Common forms of pure waste identified through VSM include:

• Excessive inventory sitting between process steps (tying up capital and hiding problems)
• Unnecessary transportation of materials
• Waiting times where nothing is happening to the product
• Overproduction (making more than the customer needs, which is often considered the worst form of waste because it triggers other wastes like excess inventory and transportation)

To quantify efficiency, calculate the value-added ratio:

$\text{Value-Added Ratio} = \frac{\text{Value-Added Time}}{\text{Total Lead Time}} \times 100\%$

For example, if your timeline shows 15 minutes of value-added time across all process steps but a total lead time of 10 days (14,400 minutes), your value-added ratio is about 0.1%. That number makes the improvement opportunity very concrete.

Analyzing and Improving the Activity Mix

Once you've categorized activities, the work shifts to maximizing VA time and shrinking everything else. Several techniques help:

• 5 Whys: Ask "why" repeatedly to drill down to the root cause of a non-value-added activity. If parts are always waiting, why? Because the upstream machine has long changeovers. Why? Because tooling isn't standardized. Keep going until you reach a cause you can act on.
• Fishbone (Ishikawa) diagrams: Map out all possible causes of a problem across categories like materials, methods, machines, and manpower. This helps you avoid jumping to conclusions about a single cause.
• SMED (Single Minute Exchange of Die): A structured method for reducing changeover times, often from hours to under 10 minutes, which directly cuts waiting waste.

You should also analyze the information flow.
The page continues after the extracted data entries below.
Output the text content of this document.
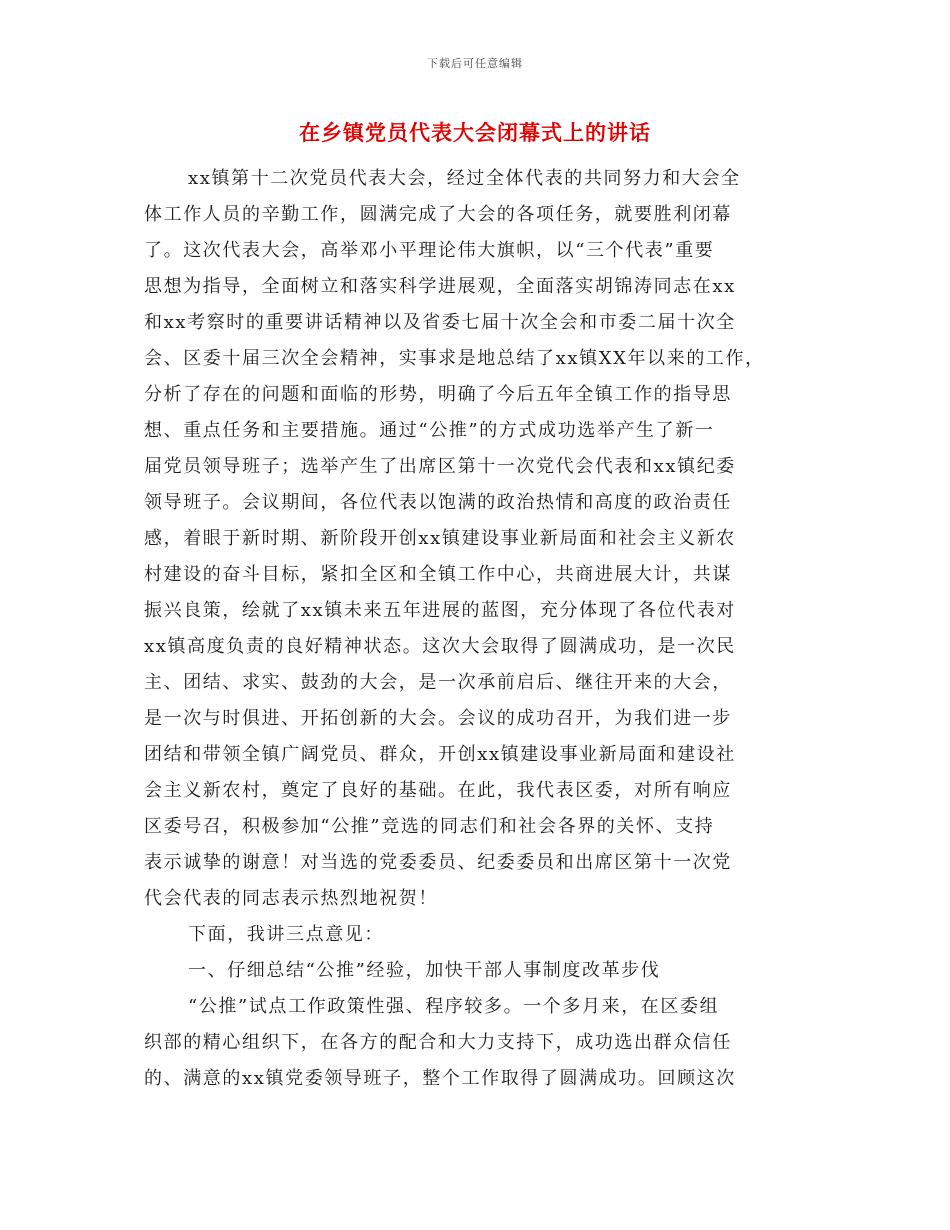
下载后可任意编辑
在乡镇党员代表大会闭幕式上的讲话
xx镇第十二次党员代表大会，经过全体代表的共同努力和大会全
体工作人员的辛勤工作，圆满完成了大会的各项任务，就要胜利闭幕
了。这次代表大会，高举邓小平理论伟大旗帜，以“三个代表”重要
思想为指导，全面树立和落实科学进展观，全面落实胡锦涛同志在xx
和xx考察时的重要讲话精神以及省委七届十次全会和市委二届十次全
会、区委十届三次全会精神，实事求是地总结了xx镇XX年以来的工作，
分析了存在的问题和面临的形势，明确了今后五年全镇工作的指导思
想、重点任务和主要措施。通过“公推”的方式成功选举产生了新一
届党员领导班子；选举产生了出席区第十一次党代会代表和xx镇纪委
领导班子。会议期间，各位代表以饱满的政治热情和高度的政治责任
感，着眼于新时期、新阶段开创xx镇建设事业新局面和社会主义新农
村建设的奋斗目标，紧扣全区和全镇工作中心，共商进展大计，共谋
振兴良策，绘就了xx镇未来五年进展的蓝图，充分体现了各位代表对
xx镇高度负责的良好精神状态。这次大会取得了圆满成功，是一次民
主、团结、求实、鼓劲的大会，是一次承前启后、继往开来的大会，
是一次与时俱进、开拓创新的大会。会议的成功召开，为我们进一步
团结和带领全镇广阔党员、群众，开创xx镇建设事业新局面和建设社
会主义新农村，奠定了良好的基础。在此，我代表区委，对所有响应
区委号召，积极参加“公推”竞选的同志们和社会各界的关怀、支持
表示诚挚的谢意！对当选的党委委员、纪委委员和出席区第十一次党
代会代表的同志表示热烈地祝贺！
下面，我讲三点意见：
一、仔细总结“公推”经验，加快干部人事制度改革步伐
“公推”试点工作政策性强、程序较多。一个多月来，在区委组
织部的精心组织下，在各方的配合和大力支持下，成功选出群众信任
的、满意的xx镇党委领导班子，整个工作取得了圆满成功。回顾这次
Delays in scheduling, approvals, or communication between steps often cause as much waste as physical bottlenecks. Visual management tools like kanban boards and andon signals make non-value-added activities more visible so teams can address them quickly.

Always evaluate the value stream from the customer's perspective. If the customer doesn't care about a step, it's a candidate for elimination or reduction.

Improvement Plans from Value Stream Mapping

Developing Targeted Improvement Strategies

The gap between your current state and future state maps is your improvement plan. Turning that gap into action involves a few layers:

Short-term (quick wins):

• Organize kaizen events, which are focused, short-duration workshops (typically 3-5 days) targeting a specific problem identified on the map
• Rearrange workstations to reduce transportation waste
• Implement visual controls like floor markings or shadow boards

Long-term (structural changes):

• Redesign facility layouts to support continuous flow
• Implement pull systems with kanban signals
• Introduce new technologies or automation for repetitive, non-value-added tasks

Every improvement action should have:

• A specific, measurable goal (e.g., reduce lead time from 12 days to 7 days)
• A timeline for implementation
• An assigned owner responsible for execution

Develop standardized work procedures for improved processes. Without standardization, improvements tend to drift back toward old habits.

Implementing and Sustaining Improvements

Making changes stick is often harder than identifying them. A few practices help:

• Change management: Communicate the "why" behind changes clearly. People resist what they don't understand.
• Training: Build employee skills to match the new processes. A pull system won't work if operators don't understand how to respond to kanban signals.
• KPIs (Key Performance Indicators): Track metrics like lead time, inventory levels, and defect rates before and after changes. If you can't measure it, you can't confirm it improved.
• Feedback loops: Regularly gather input from operators and customers. The people doing the work will spot problems with new processes fastest.

Integrate improvements into your existing quality management systems and standard operating procedures so they become the new baseline, not a one-time project.

Finally, update your value stream map regularly. Today's future state becomes tomorrow's current state. Continuous improvement means the mapping cycle repeats: map, analyze, improve, re-map. That ongoing cycle is what separates organizations that sustain gains from those that slide back.